Hydrotreated renewable jet fuel, or HRJ (created from animal fats and plant oils), along with synthetic paraffinic kerosene, is one of the alternative fuels that USAF is pursuing to pave the way toward a “greener, energy independent” future.
An A-10C Thunderbolt II ground-attack aircraft (see specs) on 25 March 2010 became the first aircraft to fly running on a new 50-50 blend of traditional JP-8 fuel and a biomass-derived hydrotreated renewable jet fuel during a test sortie from Eglin AFB, Fla. (see video)

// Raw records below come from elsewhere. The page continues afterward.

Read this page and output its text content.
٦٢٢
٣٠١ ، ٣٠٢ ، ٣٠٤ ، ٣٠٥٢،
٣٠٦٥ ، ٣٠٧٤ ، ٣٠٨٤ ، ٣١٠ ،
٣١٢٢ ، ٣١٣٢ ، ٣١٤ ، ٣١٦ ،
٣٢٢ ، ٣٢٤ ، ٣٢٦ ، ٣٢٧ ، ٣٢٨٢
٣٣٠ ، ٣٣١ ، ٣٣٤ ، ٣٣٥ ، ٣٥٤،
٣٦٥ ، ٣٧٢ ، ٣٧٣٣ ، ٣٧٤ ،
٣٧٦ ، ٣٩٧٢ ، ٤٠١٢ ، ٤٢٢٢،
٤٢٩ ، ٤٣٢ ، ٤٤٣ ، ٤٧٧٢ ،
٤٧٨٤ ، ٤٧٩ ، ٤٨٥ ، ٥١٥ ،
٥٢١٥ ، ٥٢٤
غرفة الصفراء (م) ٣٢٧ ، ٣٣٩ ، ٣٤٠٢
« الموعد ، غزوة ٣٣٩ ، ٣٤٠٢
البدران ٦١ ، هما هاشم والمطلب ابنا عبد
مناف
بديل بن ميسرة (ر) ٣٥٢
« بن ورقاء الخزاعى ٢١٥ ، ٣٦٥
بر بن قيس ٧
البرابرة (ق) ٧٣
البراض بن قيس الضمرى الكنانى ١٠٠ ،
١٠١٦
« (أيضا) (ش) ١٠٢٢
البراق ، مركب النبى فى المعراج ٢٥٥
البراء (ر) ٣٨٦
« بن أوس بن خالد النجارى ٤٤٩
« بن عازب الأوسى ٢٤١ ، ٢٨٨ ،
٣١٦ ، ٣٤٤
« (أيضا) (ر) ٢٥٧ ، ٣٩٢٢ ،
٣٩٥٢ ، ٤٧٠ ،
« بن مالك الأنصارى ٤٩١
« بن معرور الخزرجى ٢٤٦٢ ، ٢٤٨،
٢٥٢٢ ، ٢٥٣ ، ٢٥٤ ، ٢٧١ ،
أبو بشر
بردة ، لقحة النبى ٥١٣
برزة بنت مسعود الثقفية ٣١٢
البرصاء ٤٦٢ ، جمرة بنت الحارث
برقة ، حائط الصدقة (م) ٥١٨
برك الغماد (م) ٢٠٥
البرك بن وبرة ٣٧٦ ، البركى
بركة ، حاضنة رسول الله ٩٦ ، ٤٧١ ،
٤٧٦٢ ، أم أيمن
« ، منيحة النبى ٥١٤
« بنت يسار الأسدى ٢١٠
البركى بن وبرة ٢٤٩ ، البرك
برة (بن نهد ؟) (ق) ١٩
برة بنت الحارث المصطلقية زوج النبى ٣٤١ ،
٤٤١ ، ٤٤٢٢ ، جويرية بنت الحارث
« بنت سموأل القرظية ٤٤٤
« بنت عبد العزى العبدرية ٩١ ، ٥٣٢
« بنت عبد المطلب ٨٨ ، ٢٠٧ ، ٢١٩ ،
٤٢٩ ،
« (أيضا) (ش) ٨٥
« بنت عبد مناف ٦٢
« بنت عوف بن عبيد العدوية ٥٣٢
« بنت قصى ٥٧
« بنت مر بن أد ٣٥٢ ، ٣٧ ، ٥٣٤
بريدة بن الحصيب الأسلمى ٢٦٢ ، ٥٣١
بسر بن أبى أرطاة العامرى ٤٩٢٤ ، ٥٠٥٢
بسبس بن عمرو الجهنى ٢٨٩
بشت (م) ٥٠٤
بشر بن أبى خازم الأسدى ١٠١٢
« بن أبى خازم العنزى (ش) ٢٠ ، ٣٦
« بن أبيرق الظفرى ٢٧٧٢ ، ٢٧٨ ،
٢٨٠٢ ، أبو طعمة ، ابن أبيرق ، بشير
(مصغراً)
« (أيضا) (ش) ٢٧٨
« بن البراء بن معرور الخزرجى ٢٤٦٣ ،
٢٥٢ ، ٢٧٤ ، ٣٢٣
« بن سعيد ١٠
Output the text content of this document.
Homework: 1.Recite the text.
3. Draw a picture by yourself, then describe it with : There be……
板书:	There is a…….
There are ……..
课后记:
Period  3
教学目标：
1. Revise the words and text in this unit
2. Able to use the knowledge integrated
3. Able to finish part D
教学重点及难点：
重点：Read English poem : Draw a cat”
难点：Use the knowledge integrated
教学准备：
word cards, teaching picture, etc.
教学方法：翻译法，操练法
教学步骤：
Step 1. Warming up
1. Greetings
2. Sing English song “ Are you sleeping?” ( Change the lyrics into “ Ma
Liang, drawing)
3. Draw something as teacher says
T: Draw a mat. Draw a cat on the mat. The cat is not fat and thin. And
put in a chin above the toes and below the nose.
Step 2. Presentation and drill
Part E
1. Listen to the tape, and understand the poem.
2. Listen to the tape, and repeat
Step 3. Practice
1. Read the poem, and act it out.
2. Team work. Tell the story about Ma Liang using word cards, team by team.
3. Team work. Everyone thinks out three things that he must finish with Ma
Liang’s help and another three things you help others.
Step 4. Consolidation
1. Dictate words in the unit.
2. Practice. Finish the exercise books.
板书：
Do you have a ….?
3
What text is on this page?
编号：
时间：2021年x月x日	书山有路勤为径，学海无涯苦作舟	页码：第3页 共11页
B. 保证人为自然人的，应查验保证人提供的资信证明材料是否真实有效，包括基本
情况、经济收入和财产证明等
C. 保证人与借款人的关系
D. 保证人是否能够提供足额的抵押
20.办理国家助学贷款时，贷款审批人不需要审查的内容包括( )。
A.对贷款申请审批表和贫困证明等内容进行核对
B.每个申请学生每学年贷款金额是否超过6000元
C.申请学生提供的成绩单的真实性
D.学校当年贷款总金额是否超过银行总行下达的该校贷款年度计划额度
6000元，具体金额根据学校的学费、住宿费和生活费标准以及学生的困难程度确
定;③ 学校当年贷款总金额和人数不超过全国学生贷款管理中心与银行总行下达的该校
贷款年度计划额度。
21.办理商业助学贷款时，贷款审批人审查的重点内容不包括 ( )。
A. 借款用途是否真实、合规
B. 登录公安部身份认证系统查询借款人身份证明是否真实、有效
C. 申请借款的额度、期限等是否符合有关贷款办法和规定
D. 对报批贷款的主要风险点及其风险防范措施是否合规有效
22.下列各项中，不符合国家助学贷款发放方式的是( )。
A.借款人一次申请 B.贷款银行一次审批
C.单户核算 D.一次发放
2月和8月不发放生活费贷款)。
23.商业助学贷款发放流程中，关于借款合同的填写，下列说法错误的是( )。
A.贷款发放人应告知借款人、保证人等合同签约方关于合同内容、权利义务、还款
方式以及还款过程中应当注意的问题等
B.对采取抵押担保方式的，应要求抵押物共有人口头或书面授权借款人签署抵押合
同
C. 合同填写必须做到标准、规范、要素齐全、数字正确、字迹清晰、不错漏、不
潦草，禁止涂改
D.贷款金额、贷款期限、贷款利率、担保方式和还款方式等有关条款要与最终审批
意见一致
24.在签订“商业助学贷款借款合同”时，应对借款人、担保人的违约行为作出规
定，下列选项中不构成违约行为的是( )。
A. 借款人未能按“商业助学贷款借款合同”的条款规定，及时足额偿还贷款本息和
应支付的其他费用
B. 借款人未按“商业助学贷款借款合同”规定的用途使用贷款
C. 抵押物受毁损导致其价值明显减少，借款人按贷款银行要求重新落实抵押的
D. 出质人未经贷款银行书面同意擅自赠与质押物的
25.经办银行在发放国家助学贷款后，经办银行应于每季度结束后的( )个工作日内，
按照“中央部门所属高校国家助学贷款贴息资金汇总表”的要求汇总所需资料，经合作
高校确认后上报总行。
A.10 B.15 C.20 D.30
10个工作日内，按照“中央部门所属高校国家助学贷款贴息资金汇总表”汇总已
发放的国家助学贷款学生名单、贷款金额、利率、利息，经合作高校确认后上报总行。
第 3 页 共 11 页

Test pilot Maj. Chris Seager, is reported to have “no problems whatsoever" with the aircraft running on this blend after the flight along the coast of Florida. The fuel used for the demonstration was from the camelina plant, a weed-like plant similar to soybean and mustard that needs little to flourish and is not used as a food-source. According to Alternative Fuels Certification officials the refining process as well as the emissions of the fuel is cleaner than conventional fuels (AFMC report by Samuel King Jr).
In a period of five days, a total of 2400 gallons of fuel was used for ground tests and the flight test (1200 gallons of the actual HRJ biofuel blended with another 1200 gallons of JP-8 to create 2400 gallons synfuel blend). For the first phase of certification for the HRJ fuels, USAF bought 100,000 gallons of the new product of camelina, and 100,000 for the tallow-based fuel from a number of different manufacturers. (see DoDLive Bloggers Roundtable: U.S. Air Force Jet Making History)
According to Tim Edwards, a senior chemical engineer with the Air Force Research Laboratory’s propulsion directorate “The way we look at it is to figure out what fuels make the most sense from an aviation industry perspective -- which ones have the potential to make the most fuel the most affordably with the least environmental impact,” including lifecycle greenhouse gas footprints and other factors. One such refinery is being built by Tyson/Syntroleum in Geismar, Louisiana that's going to take animal fat from Tyson's operations down there and make either -- HRJ jet fuel or a green diesel fuel and will use animal fats from its food production factories to create biomass fuels. And another company, called AltAir Fuels, is building such a plant near an existing refinery in Washington state. It turns out the primary cost comes from feed stock; the processing isn’t all that expensive.
A-10 aircraft testing the synfuel blend.
Source: AFMC
A second feasibility demonstration of the same blend will be made on an F-15 Eagle flight this summer to test performance parameters. Later this year a C-17 Globemaster III will be tested because of the amount of fuel it consumes, and an F-22 Raptor test is planned because of the aircraft's complexity.
As far as I understand, USAF won’t be using one type of synfuel. I mean it will not rely on solely one feedstock. Instead, depending on the availability of the feedstock used to produce the synfuel in different parts of the US, and hence it will have different synfuel blends. So, my naïve question is: Are different synfuel blends fully compatible?
I have some other technical questions that so far remain unanswered. Let me ask them by giving the A-10 synfuel test as an example. Assume that you use 1000 gallon of HRJ biofuel and 1000 gallon of conventional JP-8. You have 2000 gallons of synfuel blend.
1. How much space this 2000 gallons synfuel blend would occupy in aircraft fuel tanker compared to 2000 gallons of conventional JP-8?
2. What is the distance you could fly (in terms of miles) with 2000 gallons of synfuel blend compared to 2000 gallons of conventional JP-8?
3. Or let me combine the previous two questions into one. What would be the range and flight time (in miles and hours) if all the fuel tankers in the aircraft would be filled with synfuel, compared to conventional JP-8? And what would be the fuel costs in each case?
4. Would aerial refueling (say by using KC-135 or KC-10, or KC-X if you wish) be possible, safe, and effective?
5. Will it be possible for the same aircraft to make frequent switches between synfuel to conventional JP-8? Would the fuel switch cause any long term impact in the fuel tanker or in the engine of the aircraft?